Pathology, Immunology, and Cancer Research can play a central underpinning role in answering sustainable development research questions (8) that will invariably enhance our abilities to identify, harness, and utilize natural resources to our benefit. Pathology, Immunology, and Cancer Research can also provide reliable and verifiable information that can impact interventions that will better the lives of people. Pathology, Immunology, and Cancer Research-based information are reliable because the research question and research process are detailed and standardized and can be verified. (9)
In this 3-decade retrospective review of published papers that deals with development and sustainability, the role and contribution of Pathology, Immunology, and Cancer research in development and sustainability is fully discussed
Materials and Methods
In this retrospective cross-sectional Pathology, Immunology, and Cancer Research, 346 published full-length original papers, were downloaded and perused including published addendum, corrections, editorials, abstracts of meetings, conference proceedings, and review article, on the general concept of development and sustainability. This searching and corresponding download of relevant papers were made from a globally recognized research-based data repository that included but not limited to the Web of Science (WoS) (10) core collection database on the nineteens of July 2020 at about 10.25 GMT+2). The database of PubMed, Research Gate, and Google scholars was perused to be sure no new documents relevant and necessary for this study were missed out. However, the web of science formed the major and reference database for this study because our software was more compatible with recovered data encoded in the web of science database while other databases consulted served to provide other relevant articles, we considered imported but probably missing in the web of science.

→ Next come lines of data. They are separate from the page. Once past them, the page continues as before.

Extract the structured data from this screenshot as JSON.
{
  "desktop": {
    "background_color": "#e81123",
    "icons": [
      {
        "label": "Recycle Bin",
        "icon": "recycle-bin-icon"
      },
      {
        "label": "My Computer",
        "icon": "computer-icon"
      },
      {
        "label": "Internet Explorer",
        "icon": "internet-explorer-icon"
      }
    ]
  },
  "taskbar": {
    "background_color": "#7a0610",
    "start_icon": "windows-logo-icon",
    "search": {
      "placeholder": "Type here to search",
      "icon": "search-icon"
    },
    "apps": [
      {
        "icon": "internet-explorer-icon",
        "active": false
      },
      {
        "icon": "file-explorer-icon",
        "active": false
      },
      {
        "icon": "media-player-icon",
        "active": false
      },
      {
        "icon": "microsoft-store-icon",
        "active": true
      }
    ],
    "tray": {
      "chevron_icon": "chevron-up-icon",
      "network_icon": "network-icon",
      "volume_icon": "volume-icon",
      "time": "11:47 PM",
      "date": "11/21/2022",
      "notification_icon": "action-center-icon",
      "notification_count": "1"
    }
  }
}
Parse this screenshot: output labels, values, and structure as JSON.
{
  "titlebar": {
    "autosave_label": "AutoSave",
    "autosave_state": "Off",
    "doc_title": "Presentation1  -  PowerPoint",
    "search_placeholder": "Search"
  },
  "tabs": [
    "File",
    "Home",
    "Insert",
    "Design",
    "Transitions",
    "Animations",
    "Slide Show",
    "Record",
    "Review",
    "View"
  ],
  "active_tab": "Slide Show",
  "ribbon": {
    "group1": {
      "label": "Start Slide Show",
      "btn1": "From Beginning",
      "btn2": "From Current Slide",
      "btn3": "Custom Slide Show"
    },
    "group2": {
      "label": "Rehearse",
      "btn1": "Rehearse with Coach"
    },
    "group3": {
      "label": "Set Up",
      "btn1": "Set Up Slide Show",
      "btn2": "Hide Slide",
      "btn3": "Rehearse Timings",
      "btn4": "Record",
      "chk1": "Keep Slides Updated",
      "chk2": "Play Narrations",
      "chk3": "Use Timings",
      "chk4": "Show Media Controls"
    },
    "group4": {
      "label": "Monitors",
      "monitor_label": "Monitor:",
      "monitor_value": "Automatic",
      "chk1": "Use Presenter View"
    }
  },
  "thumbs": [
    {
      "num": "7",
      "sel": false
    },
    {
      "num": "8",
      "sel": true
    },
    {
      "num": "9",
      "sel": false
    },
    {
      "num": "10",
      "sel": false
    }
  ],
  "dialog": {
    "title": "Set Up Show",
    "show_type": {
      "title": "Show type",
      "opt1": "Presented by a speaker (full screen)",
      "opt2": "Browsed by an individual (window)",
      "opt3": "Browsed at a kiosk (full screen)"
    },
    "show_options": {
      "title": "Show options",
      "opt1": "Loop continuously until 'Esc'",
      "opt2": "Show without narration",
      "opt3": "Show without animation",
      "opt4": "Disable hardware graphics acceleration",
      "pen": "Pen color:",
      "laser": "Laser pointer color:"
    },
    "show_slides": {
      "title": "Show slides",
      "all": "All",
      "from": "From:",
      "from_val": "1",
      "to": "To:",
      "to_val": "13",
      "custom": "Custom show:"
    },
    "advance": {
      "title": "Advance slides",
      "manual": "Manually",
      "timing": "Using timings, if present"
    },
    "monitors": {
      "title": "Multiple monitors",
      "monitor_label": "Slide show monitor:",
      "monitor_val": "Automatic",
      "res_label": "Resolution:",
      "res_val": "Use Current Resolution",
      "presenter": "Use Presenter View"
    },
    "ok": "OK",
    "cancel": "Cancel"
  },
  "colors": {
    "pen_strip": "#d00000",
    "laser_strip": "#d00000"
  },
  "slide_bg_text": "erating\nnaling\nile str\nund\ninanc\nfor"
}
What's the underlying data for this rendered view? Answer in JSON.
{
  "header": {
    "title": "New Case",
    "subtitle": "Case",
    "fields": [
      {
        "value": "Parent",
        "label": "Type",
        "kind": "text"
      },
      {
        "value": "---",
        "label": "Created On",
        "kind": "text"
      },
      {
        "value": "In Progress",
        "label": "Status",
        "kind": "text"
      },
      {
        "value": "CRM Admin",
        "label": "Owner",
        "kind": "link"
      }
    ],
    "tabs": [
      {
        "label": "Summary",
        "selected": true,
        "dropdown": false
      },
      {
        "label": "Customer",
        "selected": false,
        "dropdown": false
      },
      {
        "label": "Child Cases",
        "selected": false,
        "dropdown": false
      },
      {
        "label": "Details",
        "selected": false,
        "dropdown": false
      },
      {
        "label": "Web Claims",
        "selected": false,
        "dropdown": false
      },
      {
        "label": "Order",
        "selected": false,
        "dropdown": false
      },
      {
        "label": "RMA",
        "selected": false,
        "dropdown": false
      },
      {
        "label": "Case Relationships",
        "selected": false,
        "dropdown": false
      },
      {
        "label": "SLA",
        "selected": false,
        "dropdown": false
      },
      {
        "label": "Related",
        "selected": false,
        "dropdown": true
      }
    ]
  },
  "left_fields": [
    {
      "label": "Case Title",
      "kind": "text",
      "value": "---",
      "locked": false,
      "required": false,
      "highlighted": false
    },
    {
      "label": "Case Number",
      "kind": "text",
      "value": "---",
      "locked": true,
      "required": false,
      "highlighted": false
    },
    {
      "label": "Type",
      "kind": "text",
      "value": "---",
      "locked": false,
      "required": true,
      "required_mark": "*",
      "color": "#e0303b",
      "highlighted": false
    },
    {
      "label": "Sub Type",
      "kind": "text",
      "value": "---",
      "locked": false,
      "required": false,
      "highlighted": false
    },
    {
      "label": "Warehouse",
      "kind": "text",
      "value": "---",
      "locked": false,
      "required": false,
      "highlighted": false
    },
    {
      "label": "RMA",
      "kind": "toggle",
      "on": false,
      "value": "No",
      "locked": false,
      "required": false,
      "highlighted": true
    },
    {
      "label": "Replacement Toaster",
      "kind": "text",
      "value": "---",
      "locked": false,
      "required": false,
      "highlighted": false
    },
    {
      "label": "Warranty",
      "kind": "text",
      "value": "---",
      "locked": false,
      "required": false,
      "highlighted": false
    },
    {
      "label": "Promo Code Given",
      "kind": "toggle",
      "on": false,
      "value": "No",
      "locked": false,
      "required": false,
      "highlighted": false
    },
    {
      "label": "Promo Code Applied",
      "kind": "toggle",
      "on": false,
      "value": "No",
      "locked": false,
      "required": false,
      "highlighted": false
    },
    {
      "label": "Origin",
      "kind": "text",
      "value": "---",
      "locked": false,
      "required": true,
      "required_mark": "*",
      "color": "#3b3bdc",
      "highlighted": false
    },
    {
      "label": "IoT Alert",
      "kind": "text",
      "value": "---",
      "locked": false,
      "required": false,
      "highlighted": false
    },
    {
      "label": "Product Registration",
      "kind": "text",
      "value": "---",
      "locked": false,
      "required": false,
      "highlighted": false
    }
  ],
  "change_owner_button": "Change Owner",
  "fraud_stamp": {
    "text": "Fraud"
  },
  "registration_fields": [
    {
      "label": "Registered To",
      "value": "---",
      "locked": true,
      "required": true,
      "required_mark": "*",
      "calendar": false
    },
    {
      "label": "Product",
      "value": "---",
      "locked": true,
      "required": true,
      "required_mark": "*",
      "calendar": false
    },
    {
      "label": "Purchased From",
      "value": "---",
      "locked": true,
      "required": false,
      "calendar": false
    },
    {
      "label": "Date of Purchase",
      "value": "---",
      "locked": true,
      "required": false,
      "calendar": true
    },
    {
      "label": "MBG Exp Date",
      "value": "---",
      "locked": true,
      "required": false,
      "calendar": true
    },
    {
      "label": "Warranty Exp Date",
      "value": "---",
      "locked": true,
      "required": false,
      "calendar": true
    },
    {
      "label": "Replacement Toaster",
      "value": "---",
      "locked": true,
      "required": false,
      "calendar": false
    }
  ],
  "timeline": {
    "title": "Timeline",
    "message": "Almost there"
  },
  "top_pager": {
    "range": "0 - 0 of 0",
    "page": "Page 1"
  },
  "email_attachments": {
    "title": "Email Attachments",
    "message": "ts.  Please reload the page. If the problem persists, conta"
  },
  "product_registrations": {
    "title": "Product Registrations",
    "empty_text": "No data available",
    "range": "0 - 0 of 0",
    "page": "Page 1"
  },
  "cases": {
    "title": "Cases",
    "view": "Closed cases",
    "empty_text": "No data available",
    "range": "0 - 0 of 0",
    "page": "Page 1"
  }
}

Boolean topic search approach
The Boolean topic search approach (11) used included “(development * AND sustainability$) OR (Sustainability of * AND development$) to encompass all relevant and available documents (12) on the subject of development and sustainability between 1990 and 2019. At the time of this study, we judged that the Web of Science Core Collection database had enough user-friendly and accessible academic research database relatively covering enough journals, books, conferences as well as millions of records from clarivate.libguides.com (references). To ensure the inclusion of abbreviated or shorten words, the wildcard * and $ were added to the end of the search algorithms. Thereafter, all documents that meet the eligibility criteria of sustainable development were retrieved and exported into BibTex file format and the authors, titles, abstracts mined in PDF file format.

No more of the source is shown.